Destarte, não é nada incorreto dizer que o Fluminense nunca retornou, “na bola”, à primeira divisão. Além disso, embora não tenha dado causa à celeuma que resultou na Copa JH, politicamente se aproveitou muito bem de sua existência. Apesar de o “pacto da bola” ter feito todos aceitarem (no máximo, com resmungos contrários) o retorno impróprio, não é exatamente uma das histórias que os tricolores mais velhos gostam de contar. É evidente que o melhor era nem ter caído, mas foram privados de uma versão edificante sobre a volta. Não precisaria ser outra batalha dos Aflitos como a do Grêmio. Bastaria uma vaga conquistada, no lugar de presenteada. Um rebaixamento poderia ser a chance, ainda que tardia, de corrigir esta lacuna. Se acontecer, será o lado “bom” – para todos – de um triste epílogo de temporada.

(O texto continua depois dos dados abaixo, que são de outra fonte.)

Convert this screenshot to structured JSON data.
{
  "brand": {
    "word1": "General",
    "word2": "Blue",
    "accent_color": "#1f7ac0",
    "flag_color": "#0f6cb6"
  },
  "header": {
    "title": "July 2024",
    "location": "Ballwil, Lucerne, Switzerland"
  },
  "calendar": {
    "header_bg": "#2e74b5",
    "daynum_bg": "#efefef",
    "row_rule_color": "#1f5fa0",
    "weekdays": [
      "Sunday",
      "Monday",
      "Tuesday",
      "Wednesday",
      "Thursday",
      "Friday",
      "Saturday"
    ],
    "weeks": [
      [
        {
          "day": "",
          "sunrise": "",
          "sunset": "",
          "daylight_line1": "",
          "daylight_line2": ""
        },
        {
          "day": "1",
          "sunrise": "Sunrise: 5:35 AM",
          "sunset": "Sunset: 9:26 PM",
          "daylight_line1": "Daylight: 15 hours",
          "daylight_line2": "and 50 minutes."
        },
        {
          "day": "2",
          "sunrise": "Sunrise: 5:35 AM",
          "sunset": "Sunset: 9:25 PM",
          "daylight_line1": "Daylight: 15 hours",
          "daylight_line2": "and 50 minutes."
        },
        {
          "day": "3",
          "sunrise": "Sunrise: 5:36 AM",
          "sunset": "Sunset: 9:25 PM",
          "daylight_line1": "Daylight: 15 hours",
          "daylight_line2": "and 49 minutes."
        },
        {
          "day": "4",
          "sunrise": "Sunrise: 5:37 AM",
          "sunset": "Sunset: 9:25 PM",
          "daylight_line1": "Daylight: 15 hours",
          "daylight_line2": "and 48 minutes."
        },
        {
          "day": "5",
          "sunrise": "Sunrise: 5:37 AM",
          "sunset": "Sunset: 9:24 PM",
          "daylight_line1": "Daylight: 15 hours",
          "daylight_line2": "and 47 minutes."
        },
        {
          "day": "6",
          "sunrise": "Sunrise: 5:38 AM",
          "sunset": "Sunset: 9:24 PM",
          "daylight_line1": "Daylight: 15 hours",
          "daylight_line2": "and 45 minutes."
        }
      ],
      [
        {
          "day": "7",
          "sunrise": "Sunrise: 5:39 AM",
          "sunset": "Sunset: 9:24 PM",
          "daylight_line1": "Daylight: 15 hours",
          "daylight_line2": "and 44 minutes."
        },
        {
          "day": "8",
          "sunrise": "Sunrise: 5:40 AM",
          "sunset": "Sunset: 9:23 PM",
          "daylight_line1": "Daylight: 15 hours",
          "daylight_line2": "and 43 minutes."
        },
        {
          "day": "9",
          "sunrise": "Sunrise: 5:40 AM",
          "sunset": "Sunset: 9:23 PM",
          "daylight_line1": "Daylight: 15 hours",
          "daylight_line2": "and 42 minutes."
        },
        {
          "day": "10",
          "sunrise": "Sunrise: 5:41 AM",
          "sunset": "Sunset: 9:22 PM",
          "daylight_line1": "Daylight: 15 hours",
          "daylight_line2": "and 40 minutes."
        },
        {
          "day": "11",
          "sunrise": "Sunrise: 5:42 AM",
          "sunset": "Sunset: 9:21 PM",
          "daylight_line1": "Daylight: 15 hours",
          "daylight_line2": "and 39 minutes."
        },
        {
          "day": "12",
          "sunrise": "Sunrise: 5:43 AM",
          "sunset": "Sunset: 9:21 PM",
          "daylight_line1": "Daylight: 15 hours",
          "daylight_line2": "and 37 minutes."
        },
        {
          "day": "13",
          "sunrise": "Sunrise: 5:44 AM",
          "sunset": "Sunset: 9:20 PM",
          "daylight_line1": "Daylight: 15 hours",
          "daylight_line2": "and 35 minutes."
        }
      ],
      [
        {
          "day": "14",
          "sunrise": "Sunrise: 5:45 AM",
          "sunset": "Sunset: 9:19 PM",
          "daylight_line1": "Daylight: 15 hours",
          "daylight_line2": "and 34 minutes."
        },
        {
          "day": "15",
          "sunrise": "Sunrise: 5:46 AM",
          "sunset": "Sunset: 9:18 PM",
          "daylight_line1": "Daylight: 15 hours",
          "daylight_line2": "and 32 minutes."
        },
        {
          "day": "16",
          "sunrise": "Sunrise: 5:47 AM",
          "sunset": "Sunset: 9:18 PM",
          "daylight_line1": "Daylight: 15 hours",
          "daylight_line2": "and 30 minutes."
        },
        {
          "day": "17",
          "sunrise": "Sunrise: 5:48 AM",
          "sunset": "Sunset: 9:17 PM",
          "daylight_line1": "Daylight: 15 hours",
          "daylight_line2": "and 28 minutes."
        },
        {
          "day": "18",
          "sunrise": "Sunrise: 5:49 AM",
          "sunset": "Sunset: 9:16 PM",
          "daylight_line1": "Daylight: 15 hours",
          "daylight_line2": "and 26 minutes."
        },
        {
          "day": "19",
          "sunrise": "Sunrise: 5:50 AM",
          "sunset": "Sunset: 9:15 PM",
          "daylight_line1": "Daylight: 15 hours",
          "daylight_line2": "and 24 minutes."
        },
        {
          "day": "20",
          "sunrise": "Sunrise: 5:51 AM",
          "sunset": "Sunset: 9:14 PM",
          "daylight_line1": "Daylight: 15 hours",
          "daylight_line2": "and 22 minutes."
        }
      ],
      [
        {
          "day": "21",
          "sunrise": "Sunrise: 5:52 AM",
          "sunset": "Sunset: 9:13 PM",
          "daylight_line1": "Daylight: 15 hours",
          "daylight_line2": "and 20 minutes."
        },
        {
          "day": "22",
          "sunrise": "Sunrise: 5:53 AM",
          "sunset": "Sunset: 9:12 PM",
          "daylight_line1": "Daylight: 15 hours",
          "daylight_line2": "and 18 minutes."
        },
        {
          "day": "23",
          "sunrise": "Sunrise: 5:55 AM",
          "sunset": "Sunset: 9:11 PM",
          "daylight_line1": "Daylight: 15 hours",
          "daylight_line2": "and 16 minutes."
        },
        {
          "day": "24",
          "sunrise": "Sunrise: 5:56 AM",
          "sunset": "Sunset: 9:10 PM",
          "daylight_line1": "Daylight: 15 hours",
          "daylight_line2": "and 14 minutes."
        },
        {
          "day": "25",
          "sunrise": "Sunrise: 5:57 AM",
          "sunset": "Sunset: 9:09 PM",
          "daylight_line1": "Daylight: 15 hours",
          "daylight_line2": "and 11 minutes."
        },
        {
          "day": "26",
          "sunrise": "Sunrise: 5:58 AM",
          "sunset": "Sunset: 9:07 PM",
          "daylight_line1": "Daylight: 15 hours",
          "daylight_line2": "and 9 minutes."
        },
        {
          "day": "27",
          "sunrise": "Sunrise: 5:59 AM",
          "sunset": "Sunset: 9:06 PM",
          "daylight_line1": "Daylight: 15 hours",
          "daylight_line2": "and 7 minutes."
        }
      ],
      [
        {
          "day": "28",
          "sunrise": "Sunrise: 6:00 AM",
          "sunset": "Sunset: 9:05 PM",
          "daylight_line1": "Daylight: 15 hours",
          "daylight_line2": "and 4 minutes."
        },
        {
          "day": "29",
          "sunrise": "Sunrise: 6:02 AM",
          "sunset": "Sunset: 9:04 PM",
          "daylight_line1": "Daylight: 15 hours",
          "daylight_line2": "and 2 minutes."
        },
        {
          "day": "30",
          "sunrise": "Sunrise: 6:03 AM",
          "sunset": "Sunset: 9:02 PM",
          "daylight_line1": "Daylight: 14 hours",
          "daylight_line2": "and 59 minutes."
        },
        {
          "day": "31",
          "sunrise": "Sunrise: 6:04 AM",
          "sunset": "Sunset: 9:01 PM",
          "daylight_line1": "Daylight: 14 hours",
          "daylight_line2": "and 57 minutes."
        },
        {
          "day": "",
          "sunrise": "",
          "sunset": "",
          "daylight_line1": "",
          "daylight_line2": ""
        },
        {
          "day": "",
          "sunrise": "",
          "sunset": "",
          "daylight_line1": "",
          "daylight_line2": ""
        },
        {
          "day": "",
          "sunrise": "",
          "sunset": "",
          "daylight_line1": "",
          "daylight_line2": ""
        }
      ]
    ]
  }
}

*por conta deste episódio, jornalistas e juristas esportivos pressionaram para que, em vez de a outra equipe ser declarada vencedora, o clube supostamente irregular perdesse 4 pontos. Acabou sendo a salvação do próprio Fluminense em 2013, quando a Portuguesa perdeu 4 pontos por escalar irregularmente o atleta Heverton. Pela regra anterior, só perderia o ponto do empate e escaparia.
** como ironia e cara de pau poucas são bobagens, um dos autores do regulamento da Copa JH, criada para driblar decisão que reconhecia a boa fé do SPFC, foi justamente o ex-presidente tricolor Bastos Neto. Uma vergonha.
Equívoco seu, em 2013 o clube salvo foi o Flamengo.